Is it alright to hit a Nazi unprovoked? I was always taught never to throw the first punch, never to instigate. Defend, but don’t attack. But then I saw a video of the white nationalist Richard Spencer being punched in the face during an interview. I realized Spencer was in a pressed suit, wearing a tie, being interviewed like his opinion mattered — like it should be considered part of the conversation, like neo-Nazism is just one political point of view. And then I realized there’s no better way to show some speech is not equal. Some speech requires a more visceral response. It’s like Overton’s window — that’s the term for which ideas are tolerated in public discourse. Well, Overton’s window doesn’t mean shit unless it comes with some enforcement. So yeah, this is enforcement. It’s time to punch a few Nazis.

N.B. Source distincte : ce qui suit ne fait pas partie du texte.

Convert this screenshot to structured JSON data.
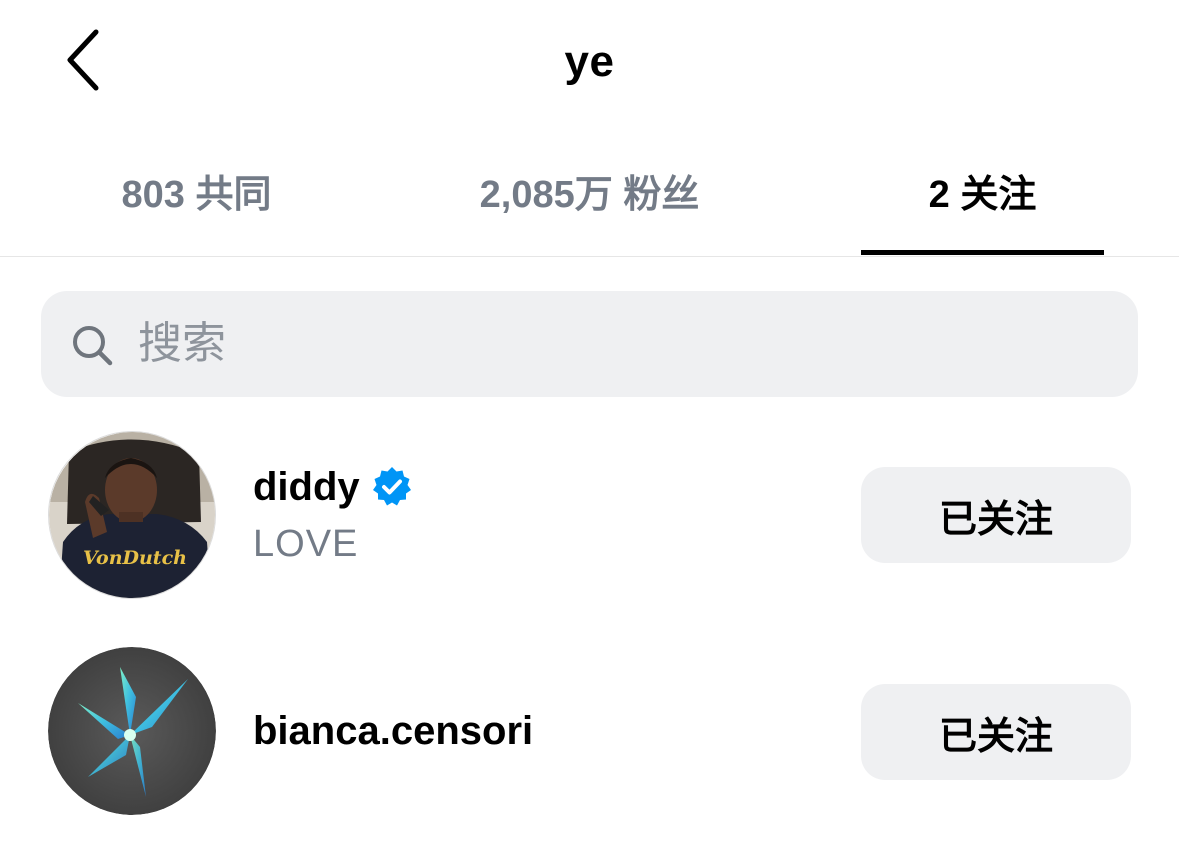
{
  "header": {
    "title": "ye",
    "back_icon": "chevron-left-icon"
  },
  "tabs": [
    {
      "label": "803 共同",
      "active": false
    },
    {
      "label": "2,085万 粉丝",
      "active": false
    },
    {
      "label": "2 关注",
      "active": true
    }
  ],
  "search": {
    "placeholder": "搜索",
    "value": "",
    "icon": "search-icon"
  },
  "following": [
    {
      "username": "diddy",
      "verified": true,
      "subtitle": "LOVE",
      "button_label": "已关注"
    },
    {
      "username": "bianca.censori",
      "verified": false,
      "subtitle": "",
      "button_label": "已关注"
    }
  ],
  "colors": {
    "verified_blue": "#0095f6",
    "secondary_text": "#737b87",
    "button_bg": "#eff0f2"
  }
}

Peut-on frapper un Nazi sans avoir été provoqué? On m’a toujours appris à ne jamais frapper en premier, à ne jamais initier une bagarre. Se défendre, mais ne pas attaquer. Mais j’ai vu une vidéo du nationaliste blanc Richard Spencer se faire frapper au visage au cours d’une interview. Je me suis rendu compte que Spencer portait un costume, et une cravate, qu’il était interviewé comme si son opinion avait de l’importance — comme si elle devait être prise en compte dans notre conversation, comme si le néo-nazisme était un point de vue politique comme les autres. Et j’ai réalisé qu’il n’y avait pas de meilleur moyen pour montrer que certains discours ne valent pas les autres. Certains discours appellent une réponse plus viscérale. C’est comme la fenêtre d’Overton — c’est le terme englobant les idées qui sont tolérées dans le discours public. Eh bien, la fenêtre d’Overton, ça ne veut rien dire du tout, à moins que ça ne s’accompagne d’une mise en application. Alors ouais, c’est de la mise en application. Il est temps de frapper quelques Nazis.

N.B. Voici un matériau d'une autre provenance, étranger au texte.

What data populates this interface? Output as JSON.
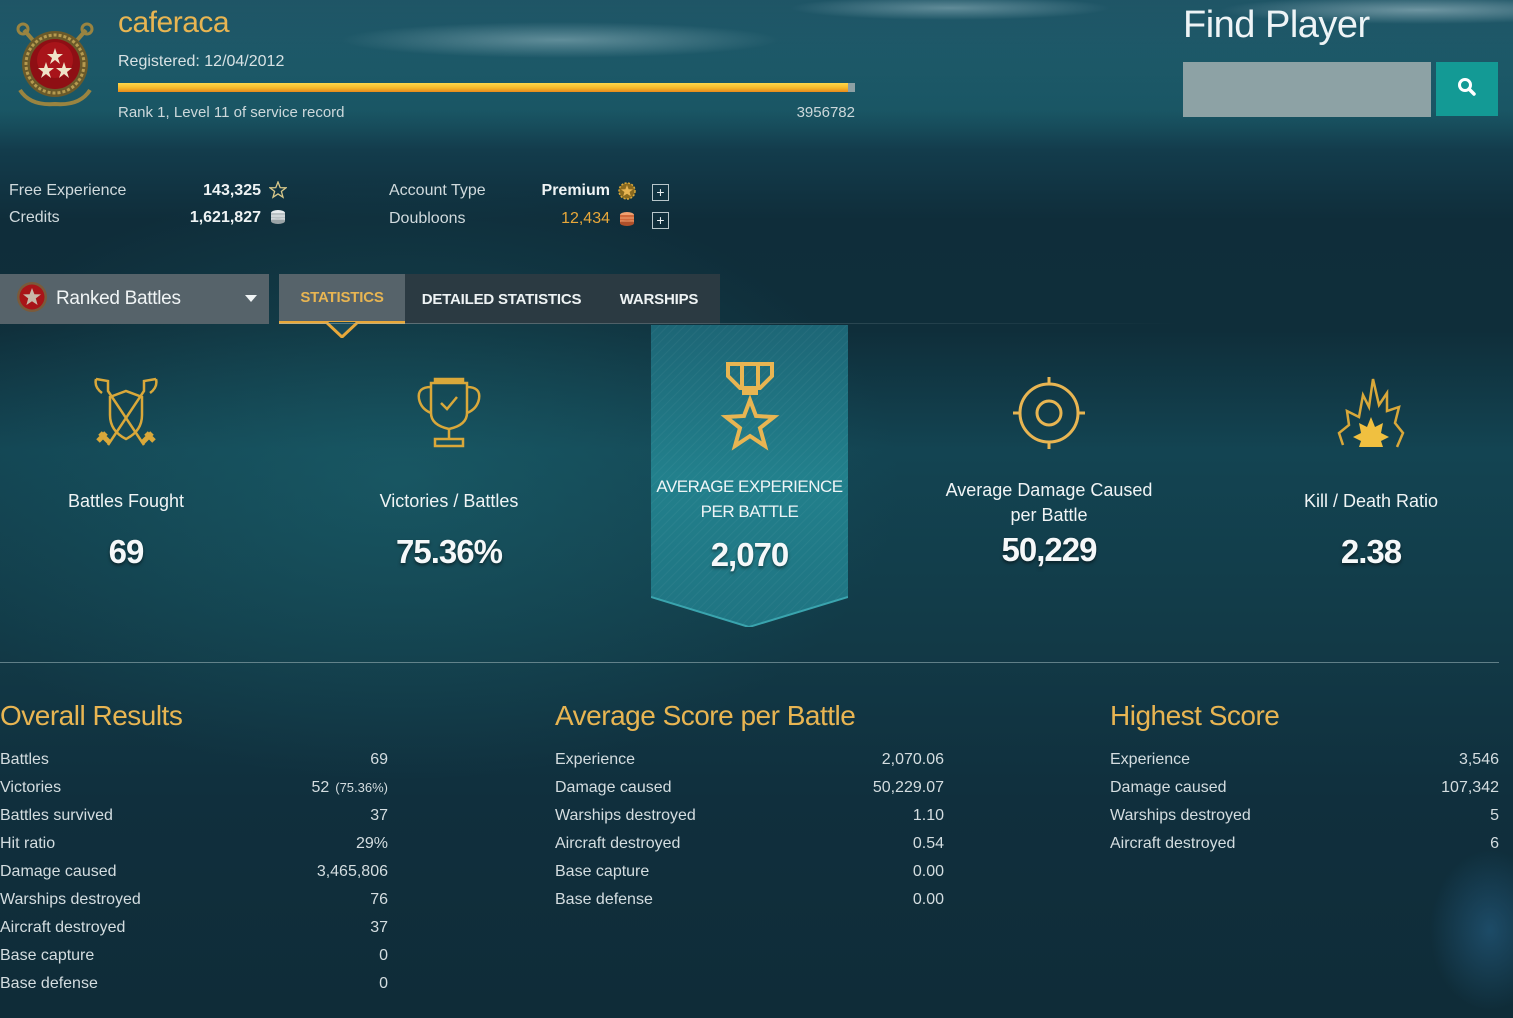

Comment s’assurer que la fenêtre d’Overton ne dérive pas trop vers l’extrême-droite? En la clouant à coup de poing, en empêchant que les Nazis ne puissent dérouler leur discours mortifère dans les medias. Le fait que cette idée semble aujourd’hui si radicale pour certain·e·s nous permet de mesurer à quel point notre propre fenêtre d’Overton a dérivé vers le pire.

Cette série commence de plus en plus à ressembler à un manuel de résistance pour Progressistes perdus en ces temps incertains. I’m here for it.